Adel worked on producing two documentaries in Syria with a mutual friend, the British film director Peter Griffiths. The day Adel first arrived in London, he visited Peter and his Swedish girlfriend, Malena, at their residence in Covent Garden. It was a brief encounter with Adel and I was undecided. When he called a week later to invite Peter and his girlfriend for dinner, I picked up the phone and told him that they were not at home. A few moments later, Adel phoned again and invited me for dinner, but it was in Spain, where Adel was researching his first book The Andalusian Moriscos, that we bonded. We lived for a time in Rectory Chambers (Old Church Street) in Chelsea before we moved to Abu Dhabi where we got married on 29 January 1981. We lived in Abu Dhabi for seven years and I taught art, maths, English and science in International School of Choueifat and Al-Worood school.
Adel has many qualities that I like and a few that I don’t but what attracted me to him was his intelligence, a primeval quality that women like as intelligent men are more capable of solving problems quicker and more efficiently than others. He is also a great company when he is not working in his study which overlooks the Mediterranean Sea.
Adel has the qualities (and moods) of a typical creative writer – moody, hot tempered yet gentle and dependable. You wouldn’t want to be around when he is angry, so straight to the bedroom with the door firmly locked until the storm passes, usually fairly quickly.
Would I marry him had I not been his wife already? Probably I would, and hadn’t he be my husband, I would probably ask him to marry me.
Adel wrote all his books during the 31 years we have been married. He tells me often that I have been essential in providing him with the love and care that are necessary for him to write.
He also influenced my work in many ways. It became more complex, and the canvas grew larger and larger. It remains so today as it was when we first met in London in 1977.
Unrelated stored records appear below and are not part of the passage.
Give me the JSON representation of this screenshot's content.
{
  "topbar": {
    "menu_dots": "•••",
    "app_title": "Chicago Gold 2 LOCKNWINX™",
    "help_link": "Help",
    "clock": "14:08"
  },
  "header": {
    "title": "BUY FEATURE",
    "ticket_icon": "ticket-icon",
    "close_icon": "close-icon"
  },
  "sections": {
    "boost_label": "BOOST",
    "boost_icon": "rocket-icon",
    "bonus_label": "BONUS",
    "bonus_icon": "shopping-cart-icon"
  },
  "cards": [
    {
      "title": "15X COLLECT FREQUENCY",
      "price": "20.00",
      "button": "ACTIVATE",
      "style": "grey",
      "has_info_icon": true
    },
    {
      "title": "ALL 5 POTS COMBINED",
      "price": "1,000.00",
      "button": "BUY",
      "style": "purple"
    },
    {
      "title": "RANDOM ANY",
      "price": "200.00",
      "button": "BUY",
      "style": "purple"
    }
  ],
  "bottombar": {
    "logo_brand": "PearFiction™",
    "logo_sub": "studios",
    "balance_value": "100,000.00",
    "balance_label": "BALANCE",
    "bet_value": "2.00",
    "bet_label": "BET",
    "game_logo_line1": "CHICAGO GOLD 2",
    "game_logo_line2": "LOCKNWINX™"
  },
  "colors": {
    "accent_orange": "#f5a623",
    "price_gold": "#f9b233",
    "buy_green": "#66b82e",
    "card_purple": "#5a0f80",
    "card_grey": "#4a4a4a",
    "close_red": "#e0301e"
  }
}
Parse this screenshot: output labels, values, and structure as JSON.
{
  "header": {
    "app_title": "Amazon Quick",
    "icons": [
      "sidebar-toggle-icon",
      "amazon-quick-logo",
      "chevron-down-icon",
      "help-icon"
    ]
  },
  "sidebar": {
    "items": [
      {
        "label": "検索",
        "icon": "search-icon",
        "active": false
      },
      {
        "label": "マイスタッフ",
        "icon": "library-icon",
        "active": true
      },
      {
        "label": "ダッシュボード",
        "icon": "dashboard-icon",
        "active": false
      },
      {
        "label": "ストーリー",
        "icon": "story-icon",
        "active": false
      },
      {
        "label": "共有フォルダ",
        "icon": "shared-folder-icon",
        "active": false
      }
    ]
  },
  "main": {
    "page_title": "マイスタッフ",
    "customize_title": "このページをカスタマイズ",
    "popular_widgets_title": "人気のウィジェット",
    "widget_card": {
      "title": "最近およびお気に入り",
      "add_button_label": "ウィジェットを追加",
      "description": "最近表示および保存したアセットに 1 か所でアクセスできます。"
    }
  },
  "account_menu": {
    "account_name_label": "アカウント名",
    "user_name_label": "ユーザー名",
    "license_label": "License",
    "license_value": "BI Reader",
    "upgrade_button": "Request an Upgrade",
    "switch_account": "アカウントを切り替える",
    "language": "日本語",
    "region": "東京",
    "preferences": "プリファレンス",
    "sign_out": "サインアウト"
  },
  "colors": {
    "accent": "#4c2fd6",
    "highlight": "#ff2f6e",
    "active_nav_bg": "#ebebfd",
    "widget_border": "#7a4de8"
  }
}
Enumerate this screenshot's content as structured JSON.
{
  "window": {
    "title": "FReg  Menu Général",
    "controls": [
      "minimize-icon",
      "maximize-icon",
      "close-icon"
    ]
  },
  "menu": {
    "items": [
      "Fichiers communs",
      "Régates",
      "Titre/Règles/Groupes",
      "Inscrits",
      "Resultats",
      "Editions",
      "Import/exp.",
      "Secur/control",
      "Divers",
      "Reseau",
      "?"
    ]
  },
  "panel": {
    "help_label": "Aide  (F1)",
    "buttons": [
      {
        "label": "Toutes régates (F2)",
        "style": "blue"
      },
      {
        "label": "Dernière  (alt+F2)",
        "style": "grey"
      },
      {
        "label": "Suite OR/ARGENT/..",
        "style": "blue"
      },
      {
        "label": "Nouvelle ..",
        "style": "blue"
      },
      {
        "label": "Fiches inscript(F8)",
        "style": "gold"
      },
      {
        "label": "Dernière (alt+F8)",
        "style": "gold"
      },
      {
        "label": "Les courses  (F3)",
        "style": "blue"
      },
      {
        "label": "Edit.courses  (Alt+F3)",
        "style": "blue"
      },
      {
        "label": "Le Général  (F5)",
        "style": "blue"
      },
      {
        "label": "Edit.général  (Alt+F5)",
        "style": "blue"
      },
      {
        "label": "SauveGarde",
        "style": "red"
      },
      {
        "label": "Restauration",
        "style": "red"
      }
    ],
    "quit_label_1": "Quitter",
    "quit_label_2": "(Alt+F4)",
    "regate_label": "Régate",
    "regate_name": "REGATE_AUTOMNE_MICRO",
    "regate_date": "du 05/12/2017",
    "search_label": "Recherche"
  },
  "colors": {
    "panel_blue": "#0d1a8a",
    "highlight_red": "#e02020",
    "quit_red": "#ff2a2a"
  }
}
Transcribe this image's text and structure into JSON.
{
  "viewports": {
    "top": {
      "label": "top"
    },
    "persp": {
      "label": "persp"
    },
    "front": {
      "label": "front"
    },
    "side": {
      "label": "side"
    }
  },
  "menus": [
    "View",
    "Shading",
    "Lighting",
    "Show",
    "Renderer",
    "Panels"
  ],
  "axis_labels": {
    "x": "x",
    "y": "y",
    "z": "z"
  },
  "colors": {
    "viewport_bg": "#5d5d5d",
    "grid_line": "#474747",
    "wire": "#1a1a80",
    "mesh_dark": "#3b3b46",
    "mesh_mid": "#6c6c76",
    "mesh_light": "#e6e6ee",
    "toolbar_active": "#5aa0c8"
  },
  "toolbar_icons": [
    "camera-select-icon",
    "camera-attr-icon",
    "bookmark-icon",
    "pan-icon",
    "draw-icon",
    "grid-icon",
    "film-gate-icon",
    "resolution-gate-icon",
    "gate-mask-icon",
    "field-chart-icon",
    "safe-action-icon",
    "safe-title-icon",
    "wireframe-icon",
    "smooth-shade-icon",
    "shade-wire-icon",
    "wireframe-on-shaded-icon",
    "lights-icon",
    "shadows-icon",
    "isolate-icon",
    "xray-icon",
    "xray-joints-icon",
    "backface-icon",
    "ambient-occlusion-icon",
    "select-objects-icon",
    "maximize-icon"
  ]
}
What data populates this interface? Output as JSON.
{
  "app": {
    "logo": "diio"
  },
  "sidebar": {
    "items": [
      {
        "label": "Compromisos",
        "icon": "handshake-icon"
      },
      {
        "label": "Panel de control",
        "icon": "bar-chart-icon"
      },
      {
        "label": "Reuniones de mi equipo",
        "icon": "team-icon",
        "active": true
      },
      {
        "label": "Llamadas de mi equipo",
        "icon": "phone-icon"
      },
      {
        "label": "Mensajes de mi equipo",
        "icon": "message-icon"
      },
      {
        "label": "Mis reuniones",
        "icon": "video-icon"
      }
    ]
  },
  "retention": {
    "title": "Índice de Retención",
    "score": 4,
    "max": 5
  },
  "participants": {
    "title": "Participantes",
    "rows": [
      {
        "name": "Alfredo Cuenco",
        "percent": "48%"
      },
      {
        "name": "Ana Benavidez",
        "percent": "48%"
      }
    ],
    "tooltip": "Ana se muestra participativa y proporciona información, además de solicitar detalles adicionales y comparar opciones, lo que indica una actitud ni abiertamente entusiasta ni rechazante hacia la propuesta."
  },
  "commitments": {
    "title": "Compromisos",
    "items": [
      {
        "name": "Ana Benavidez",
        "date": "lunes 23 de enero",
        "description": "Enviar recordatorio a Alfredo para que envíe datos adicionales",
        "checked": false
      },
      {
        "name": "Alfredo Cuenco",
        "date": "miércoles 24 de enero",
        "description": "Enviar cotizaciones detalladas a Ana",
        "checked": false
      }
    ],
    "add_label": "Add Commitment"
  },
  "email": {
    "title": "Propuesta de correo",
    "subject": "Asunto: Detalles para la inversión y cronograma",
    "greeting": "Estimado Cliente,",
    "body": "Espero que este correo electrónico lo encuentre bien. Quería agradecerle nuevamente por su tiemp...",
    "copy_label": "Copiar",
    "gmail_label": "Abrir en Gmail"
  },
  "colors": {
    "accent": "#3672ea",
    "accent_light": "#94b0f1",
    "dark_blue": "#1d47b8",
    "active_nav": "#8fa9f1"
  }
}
Of our two sons, Sammy is definitely the writer. At the age of 10 he won a prize for his poetry which was published in an anthology. At the of 22, Sammy has an MA in Diplomatic Studies, and was selected for a special internship at the United Nations in Vienna.
Danny is 18. He is an all rounder. He is intelligent and a good conversationalist. He is a London University student studying Social Sciences. After this he is intending to study for a degree in Business.
Does Adel involve you at all in his work?
I read all my husband’s works in English, and he does consult me concerning certain scenes in his novels some of which are almost lifted from events that did happen to us. When he began researching the origin of ancient Arabic he used to used to rush to me thrilled like a little boy and explain the origin of certain words.
I have designed the covers of three of Adel’s works: History of Injustice in the Arab World, Origin of the Arabic Numerals and the first part of The Book of Origins.